- Vegetables: tomatoes
- Animals: poultry
- Education and Training: technical assistance, demonstration, extension, farmer to farmer, on-farm/ranch research, participatory research
- Farm Business Management: new enterprise development, marketing management
- Pest Management: cultural control, field monitoring/scouting, integrated pest management, mulching - plastic
- Production Systems: agroecosystems, holistic management
- Sustainable Communities: new business opportunities, analysis of personal/family life, social capital, social networks, sustainability measures
Hothouse tomato production has grown by over 1000% in the Finger Lakes region of New York over the last 3 years. This growth has come from the immigration of Amish and Mennonite families to the region. Hothouse tomatoes are divided into fully heated and vented greenhouse and unheated hoop houses or high tunnels. High tunnel production is well suited to these growers for several reasons: High tunnels use no electricity. Soil management can be simplified. Generally there are less insects and diseases in unheated hoops. Hoops eliminate the most expensive input for local growers-heat With less inputs, the return to investment is greater, sooner. If we look at sustainability hoops use less non-renewable resources than heated greenhouses. Tomatoes are the most common tunnel crop, but beans, cucumbers, lettuce, and squash are also grown. Heated greenhouses generally out-yield hoop houses, in part due to the use of prolific, indeterminate varieties bred for the greenhouse. These varieties are disease resistant and have yields often twice that of the determinant varieties commonly used in unheated hoops. Could their high yields be achieved in the high tunnel, a less optimal environment?
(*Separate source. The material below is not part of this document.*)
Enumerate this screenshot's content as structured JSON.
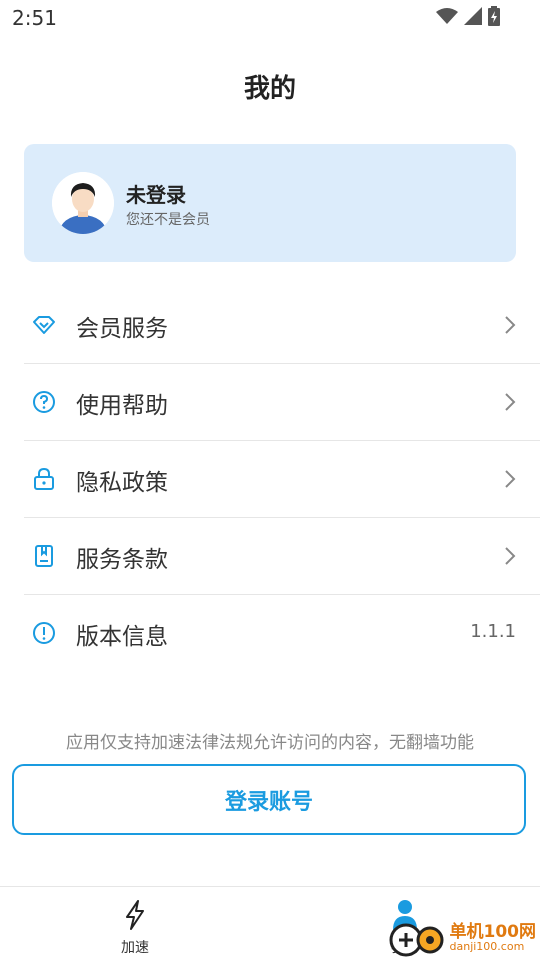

Project objectives from proposal:
In 28×144’ tunnel we will plant 3 rows of indeterminate greenhouse tomatoes and one row determinate tomatoes. Varieties will be blocked and replicated 4 times. Varieties will be randomized within blocks. Harvests from these plants will be recorded by date, weight and grade. An economic analysis will compare the economic difference between determinant and indeterminate varieties for high tunnel production.
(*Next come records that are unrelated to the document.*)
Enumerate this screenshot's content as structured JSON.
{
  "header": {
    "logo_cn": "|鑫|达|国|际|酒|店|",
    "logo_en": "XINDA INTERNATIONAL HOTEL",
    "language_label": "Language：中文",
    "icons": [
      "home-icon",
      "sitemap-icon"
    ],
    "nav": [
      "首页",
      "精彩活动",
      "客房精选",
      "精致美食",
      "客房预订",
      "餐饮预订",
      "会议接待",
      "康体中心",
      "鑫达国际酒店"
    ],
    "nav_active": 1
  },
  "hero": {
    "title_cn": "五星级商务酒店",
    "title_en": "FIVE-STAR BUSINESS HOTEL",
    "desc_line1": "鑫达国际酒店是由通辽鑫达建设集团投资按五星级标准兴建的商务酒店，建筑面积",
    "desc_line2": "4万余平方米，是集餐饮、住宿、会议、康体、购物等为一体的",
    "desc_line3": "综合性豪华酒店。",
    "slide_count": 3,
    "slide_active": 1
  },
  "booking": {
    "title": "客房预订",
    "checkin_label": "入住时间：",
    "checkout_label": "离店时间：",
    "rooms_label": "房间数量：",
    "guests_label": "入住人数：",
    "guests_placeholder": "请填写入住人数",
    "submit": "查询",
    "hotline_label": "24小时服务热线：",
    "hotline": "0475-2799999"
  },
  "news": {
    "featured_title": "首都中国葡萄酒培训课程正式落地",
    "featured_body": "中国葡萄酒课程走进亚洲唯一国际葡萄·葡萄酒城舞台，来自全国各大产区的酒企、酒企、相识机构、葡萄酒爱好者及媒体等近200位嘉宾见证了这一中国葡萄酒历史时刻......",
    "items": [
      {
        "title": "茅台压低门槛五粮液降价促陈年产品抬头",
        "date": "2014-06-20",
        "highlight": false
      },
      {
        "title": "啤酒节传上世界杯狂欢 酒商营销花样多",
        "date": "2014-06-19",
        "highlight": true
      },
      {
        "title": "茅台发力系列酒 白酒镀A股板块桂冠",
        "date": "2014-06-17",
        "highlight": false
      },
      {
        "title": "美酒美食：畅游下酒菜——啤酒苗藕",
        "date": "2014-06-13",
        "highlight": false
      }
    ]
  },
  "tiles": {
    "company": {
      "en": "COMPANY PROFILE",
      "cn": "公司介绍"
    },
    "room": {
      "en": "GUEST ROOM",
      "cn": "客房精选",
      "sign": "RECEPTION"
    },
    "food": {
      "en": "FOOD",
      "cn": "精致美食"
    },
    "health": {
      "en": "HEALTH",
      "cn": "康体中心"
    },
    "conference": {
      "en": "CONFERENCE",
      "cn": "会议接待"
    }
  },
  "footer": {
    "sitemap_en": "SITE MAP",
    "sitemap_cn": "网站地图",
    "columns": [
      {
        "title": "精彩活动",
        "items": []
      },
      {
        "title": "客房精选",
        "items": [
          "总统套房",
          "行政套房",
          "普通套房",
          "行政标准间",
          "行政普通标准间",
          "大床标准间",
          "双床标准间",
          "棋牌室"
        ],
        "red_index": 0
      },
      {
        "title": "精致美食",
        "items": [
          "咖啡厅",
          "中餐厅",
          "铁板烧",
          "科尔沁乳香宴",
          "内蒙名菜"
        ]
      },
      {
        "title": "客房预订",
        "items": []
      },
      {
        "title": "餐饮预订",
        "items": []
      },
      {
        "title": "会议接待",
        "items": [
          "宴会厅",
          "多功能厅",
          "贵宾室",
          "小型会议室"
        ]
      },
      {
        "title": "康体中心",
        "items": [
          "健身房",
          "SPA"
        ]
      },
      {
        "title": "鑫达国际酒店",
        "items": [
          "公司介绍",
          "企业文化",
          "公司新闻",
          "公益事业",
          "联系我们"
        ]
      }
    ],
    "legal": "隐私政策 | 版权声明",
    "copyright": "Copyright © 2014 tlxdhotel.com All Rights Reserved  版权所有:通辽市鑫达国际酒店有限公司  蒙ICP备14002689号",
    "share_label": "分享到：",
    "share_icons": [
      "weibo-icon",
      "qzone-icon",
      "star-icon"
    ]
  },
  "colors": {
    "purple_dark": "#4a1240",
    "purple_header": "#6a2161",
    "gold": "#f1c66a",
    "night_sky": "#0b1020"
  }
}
Outreach to extend what is learned through the project will take place with a tunnel walk through in late summer at the cooperating farm and farm visits. A publication on the project will be directly mailed to all hothouse tomato growers in the region. A copy will be added to the grower’s resource library at the Finger Lakes Produce Auction. The Auction’s annual winter grower’s meeting will feature a power point presentation on the project. This research would be a piece of a future hot-house tomato production guide, developed for family-farms.